Environmental campaigners have hailed the “transformation” in electricity production after figures showed power generated in Scotland has a significantly smaller impact on climate change when compared to the UK average.
The Scottish Government’s “leadership on renewables” was hailed by WWF Scotland as a key factor in the reduction in carbon dioxide (CO2) emissions produced as a result of generating each kilowatt hour (kWH) of energy.
The most recent figures show that in 2014, electricity generated in Scotland resulted in 196 CO2/kWH, against 400 for the UK as a whole.
In addition, the climate change impact of electricity production in Scotland dropped by almost two-fifths (38 per cent) between 2010 and 2014, while the UK saw a reduction of 12 per cent over the same period.
WWF Scotland climate and energy policy officer Fabrice Leveque said: “Thanks to the Scottish Government’s leadership on renewables policy, the climate change impact of producing electricity in Scotland has fallen rapidly and is now half that of the whole of the UK. The transformation in the way we produce our power is helping Scotland harness the many economic and social benefits of shifting to a zero-carbon future.”

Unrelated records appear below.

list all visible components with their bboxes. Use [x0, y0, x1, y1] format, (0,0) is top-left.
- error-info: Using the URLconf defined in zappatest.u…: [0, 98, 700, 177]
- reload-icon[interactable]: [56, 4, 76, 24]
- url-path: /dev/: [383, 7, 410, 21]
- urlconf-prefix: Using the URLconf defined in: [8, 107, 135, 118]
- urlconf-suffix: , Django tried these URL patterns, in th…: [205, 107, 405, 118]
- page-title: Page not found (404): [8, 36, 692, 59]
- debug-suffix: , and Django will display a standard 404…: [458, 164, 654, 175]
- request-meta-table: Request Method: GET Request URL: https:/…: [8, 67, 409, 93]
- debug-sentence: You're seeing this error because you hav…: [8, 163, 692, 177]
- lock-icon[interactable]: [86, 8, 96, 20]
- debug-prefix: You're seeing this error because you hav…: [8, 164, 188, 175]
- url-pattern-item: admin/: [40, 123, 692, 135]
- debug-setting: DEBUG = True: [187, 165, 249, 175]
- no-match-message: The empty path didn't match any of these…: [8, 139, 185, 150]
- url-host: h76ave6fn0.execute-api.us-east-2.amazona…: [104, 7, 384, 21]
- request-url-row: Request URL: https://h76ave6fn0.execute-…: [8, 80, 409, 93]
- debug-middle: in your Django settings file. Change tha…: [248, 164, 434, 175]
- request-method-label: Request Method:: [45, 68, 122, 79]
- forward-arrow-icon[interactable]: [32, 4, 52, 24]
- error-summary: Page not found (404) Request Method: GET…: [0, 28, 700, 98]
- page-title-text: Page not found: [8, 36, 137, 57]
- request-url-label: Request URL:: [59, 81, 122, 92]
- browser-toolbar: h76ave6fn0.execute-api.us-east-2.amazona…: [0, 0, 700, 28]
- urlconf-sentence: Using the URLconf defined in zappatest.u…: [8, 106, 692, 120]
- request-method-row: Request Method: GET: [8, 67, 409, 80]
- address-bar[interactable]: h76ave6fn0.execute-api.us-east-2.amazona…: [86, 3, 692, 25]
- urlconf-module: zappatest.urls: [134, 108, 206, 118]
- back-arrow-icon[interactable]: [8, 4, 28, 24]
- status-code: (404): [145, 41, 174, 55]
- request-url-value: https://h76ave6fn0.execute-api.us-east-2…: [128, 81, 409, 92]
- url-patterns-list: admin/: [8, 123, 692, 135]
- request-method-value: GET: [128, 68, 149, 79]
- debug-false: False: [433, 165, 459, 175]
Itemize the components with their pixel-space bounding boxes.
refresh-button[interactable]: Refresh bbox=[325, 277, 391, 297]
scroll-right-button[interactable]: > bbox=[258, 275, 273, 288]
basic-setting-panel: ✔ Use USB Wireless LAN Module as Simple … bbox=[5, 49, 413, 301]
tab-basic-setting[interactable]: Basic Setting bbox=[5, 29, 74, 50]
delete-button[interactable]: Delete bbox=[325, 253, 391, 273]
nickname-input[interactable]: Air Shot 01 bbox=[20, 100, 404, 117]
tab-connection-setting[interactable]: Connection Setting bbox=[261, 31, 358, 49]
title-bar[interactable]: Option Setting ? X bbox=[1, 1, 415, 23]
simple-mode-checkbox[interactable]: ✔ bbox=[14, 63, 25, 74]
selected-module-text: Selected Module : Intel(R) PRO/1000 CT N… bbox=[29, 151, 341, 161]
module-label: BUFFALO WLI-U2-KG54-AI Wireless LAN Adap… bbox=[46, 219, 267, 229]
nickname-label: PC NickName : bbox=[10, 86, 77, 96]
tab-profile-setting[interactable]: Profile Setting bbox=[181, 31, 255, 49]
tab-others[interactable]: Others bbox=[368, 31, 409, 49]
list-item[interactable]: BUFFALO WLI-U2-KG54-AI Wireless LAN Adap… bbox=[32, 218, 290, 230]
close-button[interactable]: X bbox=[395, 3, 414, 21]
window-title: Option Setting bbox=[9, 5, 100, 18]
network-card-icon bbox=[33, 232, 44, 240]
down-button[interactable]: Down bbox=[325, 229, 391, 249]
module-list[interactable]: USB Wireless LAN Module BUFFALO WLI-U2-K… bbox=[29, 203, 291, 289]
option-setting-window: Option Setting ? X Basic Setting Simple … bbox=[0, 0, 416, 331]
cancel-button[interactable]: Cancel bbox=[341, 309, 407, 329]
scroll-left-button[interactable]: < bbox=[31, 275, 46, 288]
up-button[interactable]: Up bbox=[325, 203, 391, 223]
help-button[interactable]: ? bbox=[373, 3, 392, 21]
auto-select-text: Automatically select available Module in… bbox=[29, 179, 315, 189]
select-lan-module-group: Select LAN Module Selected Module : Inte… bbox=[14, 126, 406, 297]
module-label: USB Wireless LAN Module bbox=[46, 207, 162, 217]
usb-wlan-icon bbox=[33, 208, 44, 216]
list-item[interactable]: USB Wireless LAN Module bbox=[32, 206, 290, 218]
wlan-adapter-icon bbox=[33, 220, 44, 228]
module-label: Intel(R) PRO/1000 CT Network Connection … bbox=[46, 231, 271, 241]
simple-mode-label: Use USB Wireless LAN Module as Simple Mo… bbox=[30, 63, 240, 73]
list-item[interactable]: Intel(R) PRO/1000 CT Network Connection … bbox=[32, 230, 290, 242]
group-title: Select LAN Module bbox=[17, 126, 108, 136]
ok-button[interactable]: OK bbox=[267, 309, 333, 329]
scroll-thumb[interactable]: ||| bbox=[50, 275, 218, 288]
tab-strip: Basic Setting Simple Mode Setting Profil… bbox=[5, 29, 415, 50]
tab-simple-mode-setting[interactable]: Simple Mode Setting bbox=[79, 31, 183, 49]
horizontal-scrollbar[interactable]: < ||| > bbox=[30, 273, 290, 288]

But he added: “Electricity accounts for just one-quarter of our energy use, so if we’re to meet our future climate targets, the Scottish Government must build on the progress made in the electricity sector to set a 50 per cent renewables target for all our energy needs, across electricity, heat and transport sectors, by 2030.”
Heating and transport needs account for three-quarters of energy usage in Scotland, with low-carbon heat expert Dave Pearson of Star Renewable Energy suggesting the installation of gas-fuelled boilers should be halted in an effort to provide “cleaner, cheaper heat” in homes and buildings.
He said: “The Scottish Government should bring forward bold policies to make sure we are installing the right future-proof technologies in our buildings.”
Colin Howden of sustainable transport group Transform Scotland said emissions produced by transport had “barely declined” from the level they were at in 1990.
He added: “We need to level the playing field so that public transport, cycling and walking can compete with the private car, and have a long-term strategy that clearly shows how all transport will shift over to low carbon.”